Washers and dryers, carpets, rugs, tires, car parts, plywood, cast-iron sinks, pots and pans and a wash of bullet and shell casings all litter the forest floor and a gravel pit used by the public as a target range.

“If you can’t find it up here, it don’t exist,” Balser said.

Dressed in slacks, Romeo slippers and a jacket over a button-up shirt, the former logger moves between pitted pieces of rusted metal and plastic jugs ripped apart by gunfire.

“I don’t know if that tree has enough bark shot off of it to kill it,” he said, stepping over deflated balls, beer cans, and part of an air conditioning unit thoroughly shot through as he walked to a still-growing cedar.

“Every one of these was a live tree,” he said nodding at stumps that look to have had their trunks chewed off.

He and his companion, Bo, a heeler, have driven for years in an older model Ford pickup — silver as Balser’s shaved-close pate — along Forest Road 437 a couple times a week as he cleans up what other people have dumped, shot and discarded.

“This has been an ongoing project of mine for several years,” Balser said.

He has organized volunteer groups to help clean up the area, including Boy Scouts, his friends and others concerned about the vandalism, illegal dumping and misuse of the stretch of public land.

Balser has adopted the forested road as others adopt highway ditches.

There is no road sign giving him kudos.

“This isn’t about me,” he said. His project is about drawing attention to the misuse — not only by shooters, but also by the off-roaders who tear up the land, leaving mud holes in the road and flat ground like heavily creamed coffee that drains into the nearby stream, he said.

But like the litter he regularly keeps in check, his helpers have fallen by the wayside.
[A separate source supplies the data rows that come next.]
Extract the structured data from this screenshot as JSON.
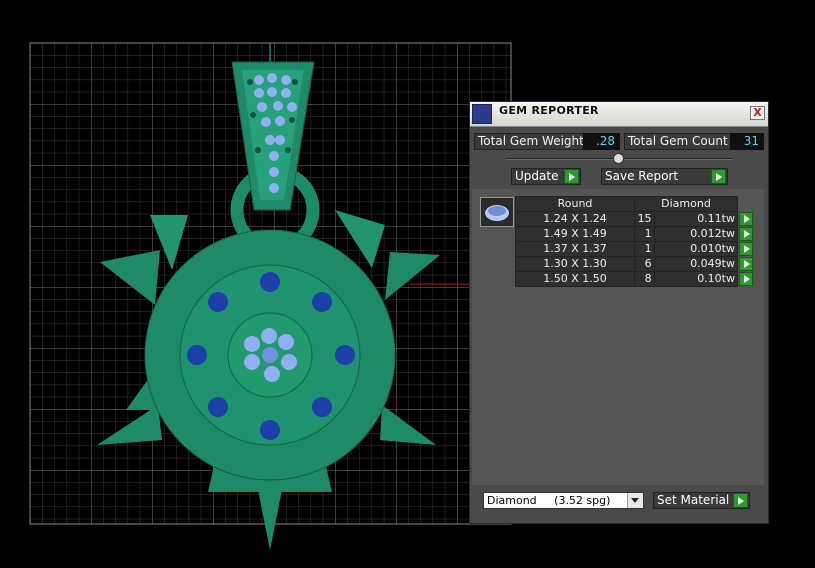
{
  "panel": {
    "title": "GEM REPORTER",
    "close_label": "X",
    "total_weight_label": "Total Gem Weight",
    "total_weight_value": ".28",
    "total_count_label": "Total Gem Count",
    "total_count_value": "31",
    "update_label": "Update",
    "save_report_label": "Save Report",
    "table": {
      "headers": [
        "Round",
        "Diamond"
      ],
      "rows": [
        {
          "size": "1.24 X 1.24",
          "count": "15",
          "weight": "0.11tw"
        },
        {
          "size": "1.49 X 1.49",
          "count": "1",
          "weight": "0.012tw"
        },
        {
          "size": "1.37 X 1.37",
          "count": "1",
          "weight": "0.010tw"
        },
        {
          "size": "1.30 X 1.30",
          "count": "6",
          "weight": "0.049tw"
        },
        {
          "size": "1.50 X 1.50",
          "count": "8",
          "weight": "0.10tw"
        }
      ]
    },
    "material_value": "Diamond     (3.52 spg)",
    "set_material_label": "Set Material"
  },
  "colors": {
    "model": "#1e8a68",
    "gem": "#1c3fa8",
    "accent_value": "#5fd5f0",
    "go_button": "#2e9a2e"
  }
}
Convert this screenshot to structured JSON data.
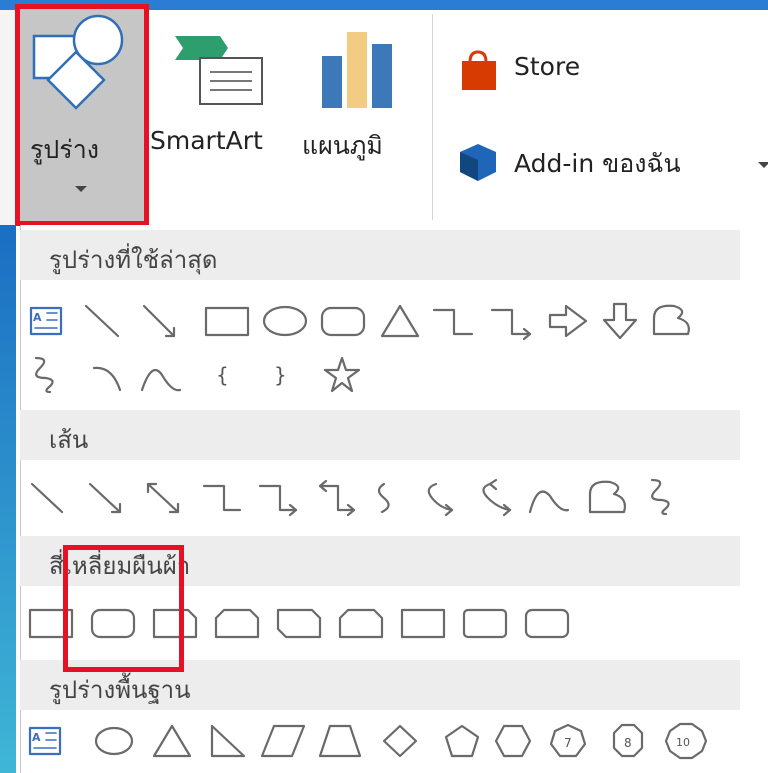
{
  "ribbon": {
    "shapes_label": "รูปร่าง",
    "smartart_label": "SmartArt",
    "chart_label": "แผนภูมิ",
    "store_label": "Store",
    "addins_label": "Add-in ของฉัน"
  },
  "gallery": {
    "recent_header": "รูปร่างที่ใช้ล่าสุด",
    "lines_header": "เส้น",
    "rectangles_header": "สี่เหลี่ยมผืนผ้า",
    "basic_header": "รูปร่างพื้นฐาน",
    "basic_numbers": [
      "7",
      "8",
      "10"
    ]
  },
  "colors": {
    "highlight": "#e81123",
    "accent_blue": "#2b7cd3",
    "selected_button": "#c6c6c6",
    "section_header": "#ededed"
  }
}
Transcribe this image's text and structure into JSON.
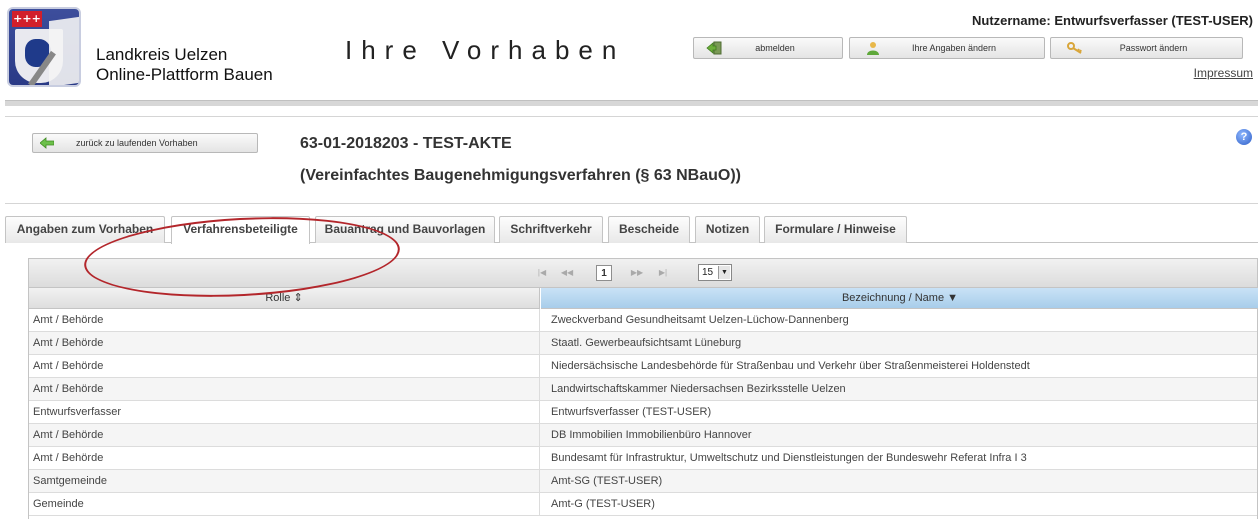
{
  "header": {
    "org_line1": "Landkreis Uelzen",
    "org_line2": "Online-Plattform Bauen",
    "logo_crosses": "+++",
    "title": "Ihre Vorhaben",
    "username": "Nutzername: Entwurfsverfasser (TEST-USER)",
    "buttons": {
      "logout": "abmelden",
      "edit_profile": "Ihre Angaben ändern",
      "change_password": "Passwort ändern"
    },
    "impressum": "Impressum"
  },
  "case": {
    "back_label": "zurück zu laufenden Vorhaben",
    "id_line": "63-01-2018203 - TEST-AKTE",
    "type_line": "(Vereinfachtes Baugenehmigungsverfahren (§ 63 NBauO))",
    "help": "?"
  },
  "tabs": [
    {
      "label": "Angaben zum Vorhaben"
    },
    {
      "label": "Verfahrensbeteiligte"
    },
    {
      "label": "Bauantrag und Bauvorlagen"
    },
    {
      "label": "Schriftverkehr"
    },
    {
      "label": "Bescheide"
    },
    {
      "label": "Notizen"
    },
    {
      "label": "Formulare / Hinweise"
    }
  ],
  "active_tab": "Verfahrensbeteiligte",
  "pager": {
    "first": "|◀",
    "prev": "◀◀",
    "page": "1",
    "next": "▶▶",
    "last": "▶|",
    "rows_per_page": "15"
  },
  "table": {
    "columns": [
      "Rolle ⇕",
      "Bezeichnung / Name ▼"
    ],
    "rows": [
      [
        "Amt / Behörde",
        "Zweckverband Gesundheitsamt Uelzen-Lüchow-Dannenberg"
      ],
      [
        "Amt / Behörde",
        "Staatl. Gewerbeaufsichtsamt Lüneburg"
      ],
      [
        "Amt / Behörde",
        "Niedersächsische Landesbehörde für Straßenbau und Verkehr über Straßenmeisterei Holdenstedt"
      ],
      [
        "Amt / Behörde",
        "Landwirtschaftskammer Niedersachsen Bezirksstelle Uelzen"
      ],
      [
        "Entwurfsverfasser",
        "Entwurfsverfasser (TEST-USER)"
      ],
      [
        "Amt / Behörde",
        "DB Immobilien Immobilienbüro Hannover"
      ],
      [
        "Amt / Behörde",
        "Bundesamt für Infrastruktur, Umweltschutz und Dienstleistungen der Bundeswehr Referat Infra I 3"
      ],
      [
        "Samtgemeinde",
        "Amt-SG (TEST-USER)"
      ],
      [
        "Gemeinde",
        "Amt-G (TEST-USER)"
      ]
    ]
  },
  "colors": {
    "annotation": "#b3262b",
    "sorted_header": "#b9d8f0",
    "logo_blue": "#2a3a86"
  }
}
The work is without gratification because the abuse of the small chunk of land north of Coeur d’Alene does not stop, he said. A fellow volunteer quit recently.

“He said, 'This spring, I’ve done enough of this, I’m done,'" he said. “I don’t blame him. I’ve thought the same myself.”

The Forest Service isn’t much help out here, and Dan Scaife, the district ranger, knows it. His organization is run by tax dollars that are stretched thin, and there is no budget for road maintenance or cleaning up the mess.

He teams up with Balser on cleanup days and often goes out by himself to pick up junk, litter and debris, but he cannot do much for the condition of the roads.

“We don’t have a road maintenance budget,” Scaife said.

Pounding through mud puddles, widening them, churning them and deepening them until they become almost impassable with conventional vehicles is discouraged, he said, but it’s a motorist’s responsibility to take care of the public thoroughfare.

“Money is pretty tight,” Scaife said. “That’s all the more reason not to tear up those areas.”

Fely Schaible, a law enforcement assistant in the 750,000-acre forest, said citations are written but because of the dearth of uniformed officers in the chunk of forest that encompasses the entire Idaho Panhandle, vandals tend to go unpenalized.

Schaible forthrightly cites the fines.

Destroying trees or vegetation: $205 including court costs. Mud bogging: $250. Polluting streams: $250. Dumping: $500. Littering: $130.

The agency puts up information signs to let people know about violations, she said.

“They are torn down as quickly as we put them up,” she said.

The lack of respect for public land is disheartening, not only for Balser’s friend, who quit cleaning up after others, but for officers like Schaible, and for Balser, too, who has heard rumblings by Forest Service officials of potential closures if the vandalism continues.

“To me, the sound of gunfire out there on those ranges is the sound of freedom,” Balser said. “If I don’t do this, they are going to close. And I don’t want to see that. People will lose that freedom.”

The litter on the homemade ranges paints shooters in a poor light, he said. And it casts a pall over hunters too. Not to mention, he said, the land belongs to everybody and should be used responsibly.

“These jerks are giving us all a bad name,” he said. “But what do I know, I’m just a dumb lumberjack.”